Nonostante l’arresto la scorsa settimana di Khadim Hussain Rizvi, il leader del partito islamista Tehreek-e-Labaik Pakistan (Tlp), che dopo la scarcerazione di Asia Bibi aveva paralizzato il Paese con violente proteste, non si fermano le minacce degli estremisti musulmani alla famiglia della donna cristiana accusata di blasfemia.
“Nei giorni scorsi hanno sparato sul cancello dell’abitazione in cui ci trovavamo, riceviamo costantemente minacce ed in più di un’occasione sono stato seguito”, ha raccontato alla fondazione pontificia Aiuto alla Chiesa che Soffre, Joseph Nadeem, che da quando la donna è stata posta in carcere nel 2009 si occupa delle sue due figlie, Esha ed Eisham. “Abbiamo paura”, ha confessato Nadeem, che con la sua famiglia vive assieme alle due ragazze. Asia Bibi e suo marito, infatti, si trovano attualmente in un luogo sicuro, sotto la protezione del governo pakistano.
“Gli islamisti ci danno la caccia ed ogni volta che ci accorgiamo di essere in pericolo scappiamo immediatamente”, racconta il tutore delle giovani che dopo la sentenza dei giudici della Corte Suprema del Pakistan hanno dovuto cambiare già quattro abitazioni a causa delle intimidazioni subite. “Non possiamo neanche andare a comprare da mangiare – racconta l’uomo – io esco soltanto di notte e con il volto coperto”.
“È molto preoccupata per le sue figlie”, spiega Nadeem parlando di Asia. Le ragazze non hanno ancora potuto riabbracciare la madre, ma sono in contatto con lei telefonicamente ogni giorno. “Non scorderò mai la loro prima telefonata – ha aggiunto – Esha ed Eisham hanno pianto per ore per la gioia. Asia non vede l’ora di incontrarle e spera di lasciare presto il Paese assieme a loro ed al marito”.
Il calvario della donna cristiana condannata a morte e imprigionata per quasi dieci anni con l’accusa di aver insultato il profeta Maometto, quindi, sembra non essersi ancora concluso. Per scampare agli estremisti l’unica soluzione sarebbe quella di “poter lasciare presto il Pakistan per vivere in un luogo sicuro”. Al momento sono diversi i Paesi occidentali che hanno offerto assistenza alla famiglia della donna, ma nessuno finora ha voluto concederle la cittadinanza. Asia Bibi, infatti, è ancora in attesa del passaporto e del visto per espatriare.

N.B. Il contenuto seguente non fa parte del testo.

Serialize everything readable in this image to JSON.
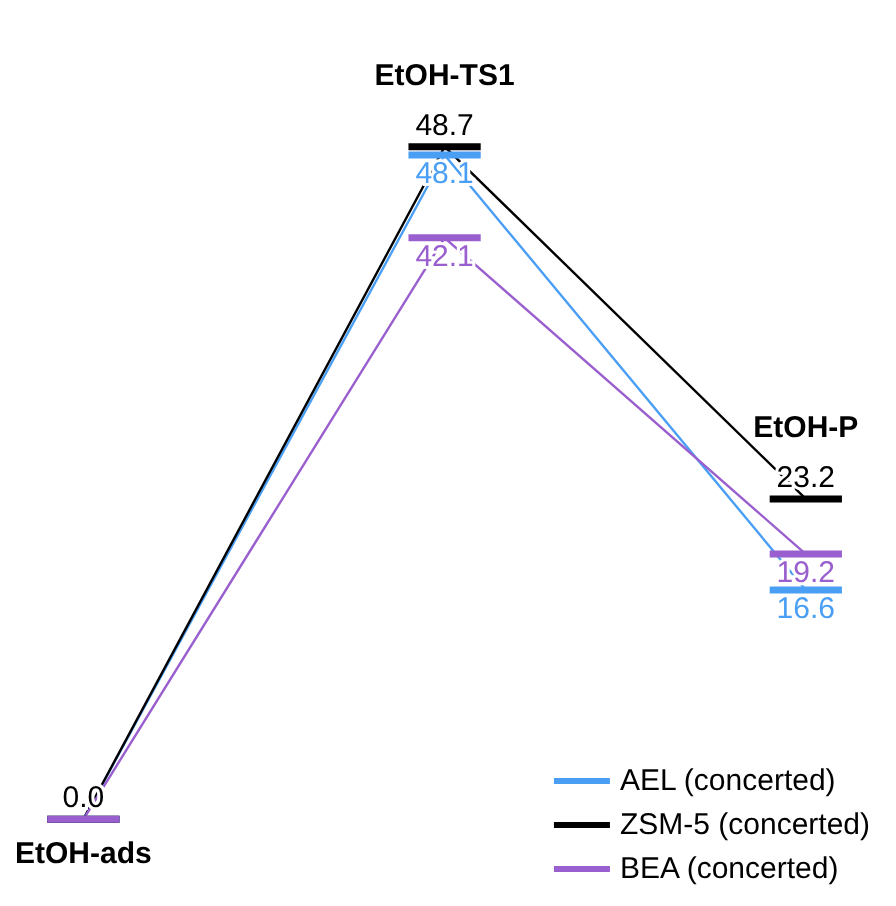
{
  "chart_data": {
    "type": "line",
    "categories": [
      "EtOH-ads",
      "EtOH-TS1",
      "EtOH-P"
    ],
    "series": [
      {
        "name": "AEL (concerted)",
        "color": "#4a9ff5",
        "values": [
          0.0,
          48.1,
          16.6
        ],
        "value_labels": [
          null,
          "48.1",
          "16.6"
        ]
      },
      {
        "name": "ZSM-5 (concerted)",
        "color": "#000000",
        "values": [
          0.0,
          48.7,
          23.2
        ],
        "value_labels": [
          "0.0",
          "48.7",
          "23.2"
        ]
      },
      {
        "name": "BEA (concerted)",
        "color": "#9a5fcf",
        "values": [
          0.0,
          42.1,
          19.2
        ],
        "value_labels": [
          null,
          "42.1",
          "19.2"
        ]
      }
    ],
    "legend": "bottom right"
  }
}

“L’attenzione e la solidarietà internazionali ci confortano – spiega l’uomo ad Acs – tutti noi, Asia inclusa, siamo grati a quanti levano la loro voce per denunciare la nostra situazione”. “Speriamo – ha concluso rivolgendosi alla fondazione pontificia – che le nostre due famiglie possano trascorrere questo Natale a Roma, assieme a voi”.